Waze claims later on that they only collect social network account information that you’ve made publicly available; the problem, of course, is how you define the words collect and public. The word public may mean something very different to Waze’s legal team than it does you. In addition to this, anything that’s ever been public on Facebook (even if it was an accident) could be collected and stored long term by Waze. To further confuse the difference between public and private, Waze adds this:
“Please note that certain information which you have defined as private on your third party social network accounts may become public to other Waze Users through the Services if you have defined such information to be public on the Services.”
As if Facebook’s privacy settings weren’t confusing enough, now Waze is saying that information you mark as private on Facebook can in fact be accessed, and even made public on Waze, unless you also remembered to dig through Waze’s privacy settings to make sure that same information is marked private in your Waze account. With language like that, I don’t expect very much stays private here for the average user.
Further down the agreement, Waze makes heart warning statements again suggesting they care about your privacy:
“Waze will not share your personal information with others, without your consent, except for the following purposes and to the extent necessary in Waze’s good-faith discretion:”

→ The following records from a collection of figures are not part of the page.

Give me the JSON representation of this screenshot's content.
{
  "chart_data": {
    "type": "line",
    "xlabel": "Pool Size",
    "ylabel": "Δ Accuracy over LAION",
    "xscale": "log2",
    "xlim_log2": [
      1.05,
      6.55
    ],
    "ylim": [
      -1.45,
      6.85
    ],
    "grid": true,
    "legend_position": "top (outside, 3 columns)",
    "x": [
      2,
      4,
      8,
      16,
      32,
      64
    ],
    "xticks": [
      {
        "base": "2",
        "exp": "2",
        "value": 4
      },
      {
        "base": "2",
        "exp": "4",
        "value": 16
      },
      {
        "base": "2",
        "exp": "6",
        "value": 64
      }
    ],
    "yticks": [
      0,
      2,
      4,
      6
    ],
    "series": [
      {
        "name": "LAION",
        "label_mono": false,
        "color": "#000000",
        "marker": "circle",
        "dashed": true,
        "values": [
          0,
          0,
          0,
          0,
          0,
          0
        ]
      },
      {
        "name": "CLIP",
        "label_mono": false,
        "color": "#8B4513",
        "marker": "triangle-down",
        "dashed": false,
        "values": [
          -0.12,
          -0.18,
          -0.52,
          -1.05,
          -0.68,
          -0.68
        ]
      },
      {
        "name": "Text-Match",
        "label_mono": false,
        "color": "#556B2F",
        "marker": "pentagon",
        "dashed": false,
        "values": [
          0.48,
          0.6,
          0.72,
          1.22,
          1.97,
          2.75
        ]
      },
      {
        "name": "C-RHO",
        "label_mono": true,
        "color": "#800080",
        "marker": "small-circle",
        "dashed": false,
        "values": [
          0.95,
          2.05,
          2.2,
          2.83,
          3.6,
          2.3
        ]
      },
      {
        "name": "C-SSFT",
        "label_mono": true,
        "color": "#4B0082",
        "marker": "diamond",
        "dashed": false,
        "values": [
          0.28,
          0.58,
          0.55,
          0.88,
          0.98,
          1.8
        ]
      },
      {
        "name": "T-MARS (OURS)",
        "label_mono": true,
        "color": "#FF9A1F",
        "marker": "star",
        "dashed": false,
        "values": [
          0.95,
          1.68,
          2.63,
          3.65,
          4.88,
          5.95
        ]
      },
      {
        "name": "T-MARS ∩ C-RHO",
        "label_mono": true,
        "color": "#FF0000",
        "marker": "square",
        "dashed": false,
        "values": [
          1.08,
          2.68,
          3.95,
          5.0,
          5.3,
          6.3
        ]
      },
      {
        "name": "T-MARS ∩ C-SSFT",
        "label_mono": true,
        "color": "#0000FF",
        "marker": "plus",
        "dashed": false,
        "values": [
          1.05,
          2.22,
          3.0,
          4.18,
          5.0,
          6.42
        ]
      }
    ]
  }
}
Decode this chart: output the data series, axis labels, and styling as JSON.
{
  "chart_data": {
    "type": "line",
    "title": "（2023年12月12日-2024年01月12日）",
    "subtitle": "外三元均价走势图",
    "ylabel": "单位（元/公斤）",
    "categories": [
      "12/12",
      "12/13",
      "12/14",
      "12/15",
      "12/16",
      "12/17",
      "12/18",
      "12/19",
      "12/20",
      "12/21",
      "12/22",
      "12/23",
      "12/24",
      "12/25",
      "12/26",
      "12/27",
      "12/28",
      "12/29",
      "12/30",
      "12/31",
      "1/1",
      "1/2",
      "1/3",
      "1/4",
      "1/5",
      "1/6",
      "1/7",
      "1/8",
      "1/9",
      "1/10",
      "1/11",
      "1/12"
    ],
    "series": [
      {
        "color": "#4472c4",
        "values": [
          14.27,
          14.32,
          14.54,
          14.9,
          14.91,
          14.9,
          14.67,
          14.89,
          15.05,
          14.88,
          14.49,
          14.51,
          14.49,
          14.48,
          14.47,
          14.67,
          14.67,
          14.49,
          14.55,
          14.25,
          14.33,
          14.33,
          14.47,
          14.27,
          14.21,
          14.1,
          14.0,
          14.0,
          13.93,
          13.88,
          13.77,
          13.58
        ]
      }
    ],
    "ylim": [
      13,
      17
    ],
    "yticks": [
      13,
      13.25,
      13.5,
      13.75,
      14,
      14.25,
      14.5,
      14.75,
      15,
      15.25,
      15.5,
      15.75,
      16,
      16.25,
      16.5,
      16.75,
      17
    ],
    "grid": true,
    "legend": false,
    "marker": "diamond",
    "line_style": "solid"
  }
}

After about a dozen exceptions, you soon come to this paragraph, allowing Waze to basically do what they just said they wouldn’t: share your personal information with pretty much anybody they want:
Deleted, Never Forgotten
Waze has provided a mechanism for registered users to delete their account, however does not appear to provide a means for unregistered users who have been tracked by a unique id. Nevertheless, even deleting your account does not mean your data will actually be forgotten. Waze insists you need to give them time to fully exploit your personal information for all of the uses described in the policy. After that, they still might not delete your data, but only take your name off of it… which is really doing nothing at all, when it comes to GPS intel.
Only Waze Can Spam You
“The Service includes an internal messaging system which provides you the ability to send and receive messages to and from other users, and to receive marketing messages from us. You hereby agree that we may use the internal messaging system for the purpose of informing you regarding products or services, which may interest you and to send to you advertisements and other marketing material. You further consent that Waze may send such information to the e-mail address you have provided. The foregoing consent constitutes consent to transmission of advertisements by Waze, as described, according to any applicable law.

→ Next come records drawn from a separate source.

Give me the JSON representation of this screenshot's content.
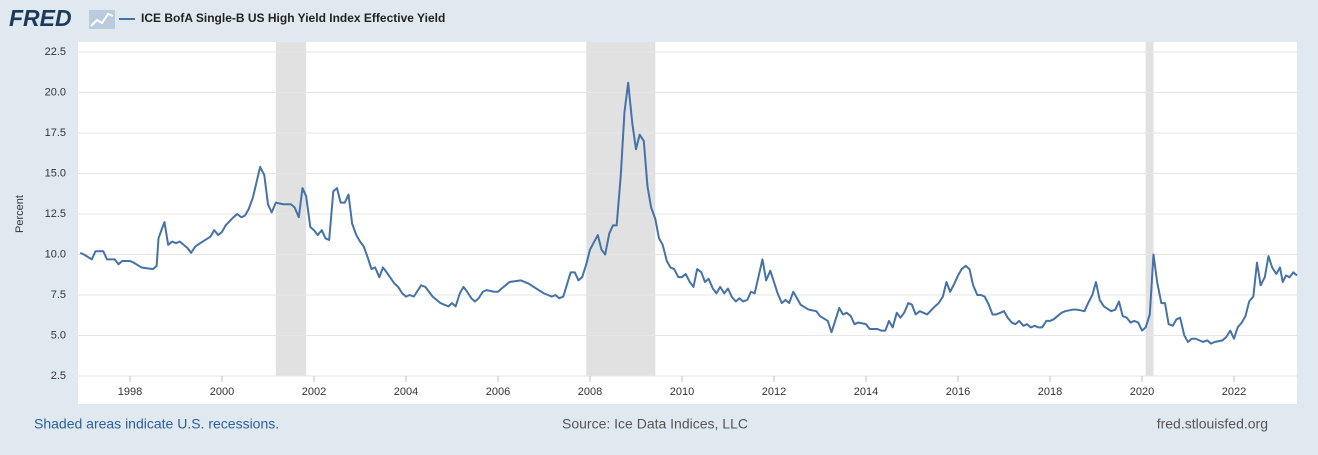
{
  "brand": "FRED",
  "footer": {
    "note": "Shaded areas indicate U.S. recessions.",
    "source": "Source: Ice Data Indices, LLC",
    "site": "fred.stlouisfed.org"
  },
  "chart_data": {
    "type": "line",
    "ylabel": "Percent",
    "x": [
      1996.92,
      1997.0,
      1997.17,
      1997.25,
      1997.42,
      1997.5,
      1997.67,
      1997.75,
      1997.83,
      1998.0,
      1998.08,
      1998.25,
      1998.5,
      1998.58,
      1998.62,
      1998.67,
      1998.75,
      1998.83,
      1998.92,
      1999.0,
      1999.08,
      1999.25,
      1999.33,
      1999.42,
      1999.58,
      1999.75,
      1999.83,
      1999.92,
      2000.0,
      2000.08,
      2000.25,
      2000.33,
      2000.42,
      2000.5,
      2000.58,
      2000.67,
      2000.83,
      2000.92,
      2001.0,
      2001.08,
      2001.17,
      2001.33,
      2001.5,
      2001.58,
      2001.67,
      2001.75,
      2001.83,
      2001.92,
      2002.0,
      2002.08,
      2002.17,
      2002.25,
      2002.33,
      2002.42,
      2002.5,
      2002.58,
      2002.67,
      2002.75,
      2002.83,
      2002.92,
      2003.0,
      2003.08,
      2003.17,
      2003.25,
      2003.33,
      2003.42,
      2003.5,
      2003.58,
      2003.75,
      2003.83,
      2003.92,
      2004.0,
      2004.08,
      2004.17,
      2004.33,
      2004.42,
      2004.5,
      2004.58,
      2004.75,
      2004.83,
      2004.92,
      2005.0,
      2005.08,
      2005.17,
      2005.25,
      2005.33,
      2005.42,
      2005.5,
      2005.58,
      2005.67,
      2005.75,
      2005.92,
      2006.0,
      2006.08,
      2006.25,
      2006.5,
      2006.67,
      2006.83,
      2007.0,
      2007.17,
      2007.25,
      2007.33,
      2007.42,
      2007.58,
      2007.67,
      2007.75,
      2007.83,
      2007.92,
      2008.0,
      2008.17,
      2008.25,
      2008.33,
      2008.42,
      2008.5,
      2008.58,
      2008.67,
      2008.75,
      2008.83,
      2008.92,
      2009.0,
      2009.08,
      2009.17,
      2009.25,
      2009.33,
      2009.42,
      2009.5,
      2009.58,
      2009.67,
      2009.75,
      2009.83,
      2009.92,
      2010.0,
      2010.08,
      2010.17,
      2010.25,
      2010.33,
      2010.42,
      2010.5,
      2010.58,
      2010.67,
      2010.75,
      2010.83,
      2010.92,
      2011.0,
      2011.08,
      2011.17,
      2011.25,
      2011.33,
      2011.42,
      2011.5,
      2011.58,
      2011.75,
      2011.83,
      2011.92,
      2012.0,
      2012.08,
      2012.17,
      2012.25,
      2012.33,
      2012.42,
      2012.5,
      2012.58,
      2012.75,
      2012.92,
      2013.0,
      2013.17,
      2013.25,
      2013.33,
      2013.42,
      2013.5,
      2013.58,
      2013.67,
      2013.75,
      2013.83,
      2014.0,
      2014.08,
      2014.25,
      2014.33,
      2014.42,
      2014.5,
      2014.58,
      2014.67,
      2014.75,
      2014.83,
      2014.92,
      2015.0,
      2015.08,
      2015.17,
      2015.25,
      2015.33,
      2015.5,
      2015.58,
      2015.67,
      2015.75,
      2015.83,
      2015.92,
      2016.0,
      2016.08,
      2016.17,
      2016.25,
      2016.33,
      2016.42,
      2016.5,
      2016.58,
      2016.67,
      2016.75,
      2016.83,
      2016.92,
      2017.0,
      2017.08,
      2017.17,
      2017.25,
      2017.33,
      2017.42,
      2017.5,
      2017.58,
      2017.67,
      2017.75,
      2017.83,
      2017.92,
      2018.0,
      2018.08,
      2018.25,
      2018.33,
      2018.5,
      2018.58,
      2018.75,
      2018.83,
      2018.92,
      2019.0,
      2019.08,
      2019.17,
      2019.33,
      2019.42,
      2019.5,
      2019.58,
      2019.67,
      2019.75,
      2019.83,
      2019.92,
      2020.0,
      2020.08,
      2020.17,
      2020.25,
      2020.33,
      2020.42,
      2020.5,
      2020.58,
      2020.67,
      2020.75,
      2020.83,
      2020.92,
      2021.0,
      2021.08,
      2021.17,
      2021.33,
      2021.42,
      2021.5,
      2021.58,
      2021.75,
      2021.83,
      2021.92,
      2022.0,
      2022.08,
      2022.17,
      2022.25,
      2022.33,
      2022.42,
      2022.5,
      2022.58,
      2022.67,
      2022.75,
      2022.83,
      2022.92,
      2023.0,
      2023.06,
      2023.13,
      2023.21,
      2023.29,
      2023.37
    ],
    "series": [
      {
        "name": "ICE BofA Single-B US High Yield Index Effective Yield",
        "color": "#4572a7",
        "values": [
          10.1,
          10.0,
          9.7,
          10.2,
          10.2,
          9.7,
          9.7,
          9.4,
          9.6,
          9.6,
          9.5,
          9.2,
          9.1,
          9.3,
          11.0,
          11.4,
          12.0,
          10.6,
          10.8,
          10.7,
          10.8,
          10.4,
          10.1,
          10.5,
          10.8,
          11.1,
          11.5,
          11.2,
          11.4,
          11.8,
          12.3,
          12.5,
          12.3,
          12.4,
          12.8,
          13.5,
          15.4,
          14.9,
          13.1,
          12.6,
          13.2,
          13.1,
          13.1,
          12.9,
          12.3,
          14.1,
          13.6,
          11.7,
          11.5,
          11.2,
          11.5,
          11.0,
          10.9,
          13.9,
          14.1,
          13.2,
          13.2,
          13.7,
          11.9,
          11.2,
          10.8,
          10.5,
          9.8,
          9.1,
          9.2,
          8.6,
          9.2,
          8.9,
          8.2,
          8.0,
          7.6,
          7.4,
          7.5,
          7.4,
          8.1,
          8.0,
          7.7,
          7.4,
          7.0,
          6.9,
          6.8,
          7.0,
          6.8,
          7.6,
          8.0,
          7.7,
          7.3,
          7.1,
          7.3,
          7.7,
          7.8,
          7.7,
          7.7,
          7.9,
          8.3,
          8.4,
          8.2,
          7.9,
          7.6,
          7.4,
          7.5,
          7.3,
          7.4,
          8.9,
          8.9,
          8.4,
          8.6,
          9.4,
          10.3,
          11.2,
          10.3,
          10.0,
          11.3,
          11.8,
          11.8,
          14.9,
          18.8,
          20.6,
          18.1,
          16.5,
          17.4,
          17.0,
          14.2,
          12.9,
          12.2,
          11.0,
          10.6,
          9.6,
          9.2,
          9.1,
          8.6,
          8.6,
          8.8,
          8.3,
          8.0,
          9.1,
          8.9,
          8.3,
          8.5,
          7.9,
          7.6,
          8.0,
          7.6,
          7.9,
          7.4,
          7.1,
          7.3,
          7.1,
          7.2,
          7.7,
          7.6,
          9.7,
          8.4,
          9.0,
          8.3,
          7.6,
          7.0,
          7.2,
          7.0,
          7.7,
          7.3,
          6.9,
          6.6,
          6.5,
          6.2,
          5.9,
          5.2,
          5.9,
          6.7,
          6.3,
          6.4,
          6.2,
          5.7,
          5.8,
          5.7,
          5.4,
          5.4,
          5.3,
          5.3,
          5.9,
          5.5,
          6.4,
          6.1,
          6.4,
          7.0,
          6.9,
          6.3,
          6.5,
          6.4,
          6.3,
          6.8,
          7.0,
          7.4,
          8.3,
          7.7,
          8.2,
          8.7,
          9.1,
          9.3,
          9.1,
          8.1,
          7.5,
          7.5,
          7.4,
          6.9,
          6.3,
          6.3,
          6.4,
          6.5,
          6.1,
          5.8,
          5.7,
          5.9,
          5.6,
          5.7,
          5.5,
          5.6,
          5.5,
          5.5,
          5.9,
          5.9,
          6.0,
          6.4,
          6.5,
          6.6,
          6.6,
          6.5,
          7.0,
          7.5,
          8.3,
          7.2,
          6.8,
          6.5,
          6.6,
          7.1,
          6.2,
          6.1,
          5.8,
          5.9,
          5.8,
          5.3,
          5.5,
          6.3,
          10.0,
          8.3,
          7.0,
          7.0,
          5.7,
          5.6,
          6.0,
          6.1,
          5.0,
          4.6,
          4.8,
          4.8,
          4.6,
          4.7,
          4.5,
          4.6,
          4.7,
          4.9,
          5.3,
          4.8,
          5.5,
          5.8,
          6.2,
          7.1,
          7.4,
          9.5,
          8.1,
          8.6,
          9.9,
          9.2,
          8.8,
          9.2,
          8.3,
          8.7,
          8.6,
          8.9,
          8.7
        ]
      }
    ],
    "xlim": [
      1996.87,
      2023.37
    ],
    "xticks": [
      1998,
      2000,
      2002,
      2004,
      2006,
      2008,
      2010,
      2012,
      2014,
      2016,
      2018,
      2020,
      2022
    ],
    "ylim": [
      2.5,
      22.5
    ],
    "yticks": [
      2.5,
      {
        "value": 5,
        "label": "5.0"
      },
      7.5,
      {
        "value": 10,
        "label": "10.0"
      },
      12.5,
      {
        "value": 15,
        "label": "15.0"
      },
      17.5,
      {
        "value": 20,
        "label": "20.0"
      },
      22.5
    ],
    "recessions": [
      [
        2001.17,
        2001.83
      ],
      [
        2007.92,
        2009.42
      ],
      [
        2020.08,
        2020.25
      ]
    ],
    "grid": true
  }
}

Please note however that other Waze users are not allowed to use your contact details or our internal messaging account for commercial advertising purposes.”
Oh, the irony.
We’re Not Responsible If We’re Hacked
If Waze is hacked and your private information (including your GPS history, your name, and everything else they store on you) is stolen, Waze made sure to let you know that you can’t hold them responsible, even if they prove to be completely negligent. In fact, Waze believes that you shouldn’t reasonably expect that their database will be secure in any way!
“Waze cannot guarantee and you cannot reasonably expect that Waze’s databases will be immune from any wrongdoings, malfunctions, unlawful interceptions or access, or other kinds of abuse and misuse.”
After all, what kind of nerve do you have, insisting that Waze secure their data.